Plant ESCRT protein ALIX coordinates with retromer complex in regulating receptor-mediated sorting of soluble vacuolar proteins

Vacuolar proteins play essential roles in plant physiology and development, but the factors and the machinery regulating their vesicle trafficking through the endomembrane compartments remain largely unknown. We and others have recently identified an evolutionarily conserved plant endosomal sorting complex required for transport (ESCRT)-associated protein apoptosis-linked gene-2 interacting protein X (ALIX), which plays canonical functions in the biogenesis of the multivesicular body/prevacuolar compartment (MVB/PVC) and in the sorting of ubiquitinated membrane proteins. In this study, we elucidate the roles and underlying mechanism of ALIX in regulating vacuolar transport of soluble proteins, beyond its conventional ESCRT function in eukaryotic cells. We show that ALIX colocalizes and physically interacts with the retromer core subunits Vps26 and Vps29 in planta.

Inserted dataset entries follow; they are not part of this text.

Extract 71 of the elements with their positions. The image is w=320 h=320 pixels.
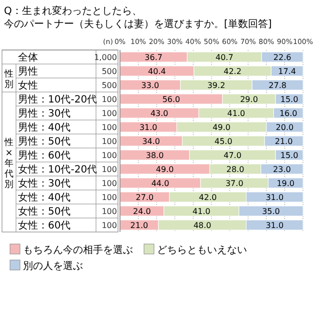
text: 100 [102, 165, 117, 174]
data-label: 23.0 [273, 165, 291, 174]
y-tick-label: 男性：40代 [18, 122, 71, 134]
data-label: 21.0 [274, 137, 293, 146]
data-label: 48.0 [193, 221, 212, 230]
data-label: 40.7 [215, 53, 234, 62]
y-tick-label: 男性：60代 [18, 150, 71, 162]
data-label: 31.0 [139, 123, 158, 132]
data-label: 15.0 [280, 151, 298, 160]
data-label: 42.0 [198, 193, 217, 202]
y-tick-label: 全体 [18, 52, 38, 64]
text: 性×年代別 [4, 136, 14, 190]
text: 100 [102, 179, 117, 188]
legend-label: 別の人を選ぶ [23, 260, 83, 272]
y-tick-label: 女性：60代 [18, 220, 71, 232]
text: 100 [102, 221, 117, 230]
data-label: 19.0 [276, 179, 295, 188]
data-label: 49.0 [212, 123, 230, 132]
data-label: 45.0 [214, 137, 232, 146]
data-label: 16.0 [279, 109, 298, 118]
y-tick-label: 女性：30代 [18, 178, 71, 190]
data-label: 22.6 [273, 53, 292, 62]
text: 500 [102, 67, 117, 76]
data-label: 17.4 [278, 67, 296, 76]
data-label: 28.0 [226, 165, 244, 174]
text: 100 [102, 193, 117, 202]
text: 100 [102, 109, 117, 118]
data-label: 36.7 [144, 53, 162, 62]
data-label: 31.0 [266, 193, 284, 202]
data-label: 43.0 [150, 109, 168, 118]
data-label: 56.0 [162, 95, 180, 104]
data-label: 27.8 [268, 81, 286, 90]
data-label: 21.0 [130, 221, 148, 230]
text: 100 [102, 207, 117, 216]
data-label: 29.0 [240, 95, 258, 104]
y-tick-label: 男性：30代 [18, 108, 71, 120]
legend-label: どちらともいえない [157, 245, 247, 256]
data-label: 31.0 [266, 221, 284, 230]
y-tick-label: 男性：50代 [18, 136, 71, 148]
text: 500 [102, 81, 117, 90]
y-tick-label: 男性：10代-20代 [18, 94, 98, 106]
data-label: 37.0 [225, 179, 244, 188]
data-label: 24.0 [133, 207, 151, 216]
data-label: 38.0 [146, 151, 164, 160]
data-label: 27.0 [136, 193, 154, 202]
text: 性別 [4, 68, 14, 90]
y-tick-label: 女性：10代-20代 [18, 164, 98, 176]
text: 1,000 [94, 53, 117, 62]
data-label: 15.0 [280, 95, 298, 104]
data-label: 41.0 [227, 109, 246, 118]
data-label: 35.0 [262, 207, 280, 216]
data-label: 34.0 [142, 137, 160, 146]
data-label: 49.0 [156, 165, 174, 174]
data-label: 40.4 [148, 67, 166, 76]
text: 100 [102, 123, 117, 132]
data-label: 39.2 [207, 81, 226, 90]
data-label: 47.0 [224, 151, 242, 160]
y-tick-label: 男性 [18, 66, 38, 78]
text: 100 [102, 151, 117, 160]
y-tick-label: 女性：50代 [18, 206, 71, 218]
y-tick-label: 女性 [18, 80, 38, 92]
text: 100 [102, 137, 117, 146]
chart-title: Q：生まれ変わったとしたら、今のパートナー（夫もしくは妻）を選びますか。[単数回答] [4, 5, 272, 30]
data-label: 42.2 [224, 67, 242, 76]
data-label: 33.0 [141, 81, 160, 90]
data-label: 20.0 [276, 123, 294, 132]
text: 100 [102, 95, 117, 104]
y-tick-label: 女性：40代 [18, 192, 71, 204]
data-label: 44.0 [151, 179, 170, 188]
data-label: 41.0 [192, 207, 210, 216]
legend-label: もちろん今の相手を選ぶ [23, 244, 133, 256]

Moreover, double-mutant analysis reveals the genetic interaction of ALIX with Vps26 and Vps29 for regulating trafficking of soluble vacuolar proteins. Interestingly, depletion of ALIX perturbs membrane recruitment of Vps26 and Vps29 and alters the endosomal localization of vacuolar sorting receptors (VSRs). Taken together, ALIX functions as a unique retromer core subcomplex regulator by orchestrating receptor-mediated vacuolar sorting of soluble proteins.

Automated summary

This study elucidates the role and mechanism of ALIX in regulating vacuolar transport of soluble proteins in plants. It is found that ALIX physically interacts with the retromer core subunits Vps26 and Vps29 and cooperatively regulates the trafficking of soluble vacuolar proteins. Depletion of ALIX disrupts the membrane recruitment of Vps26 and Vps29 and alters the endosomal localization of vacuolar sorting receptors.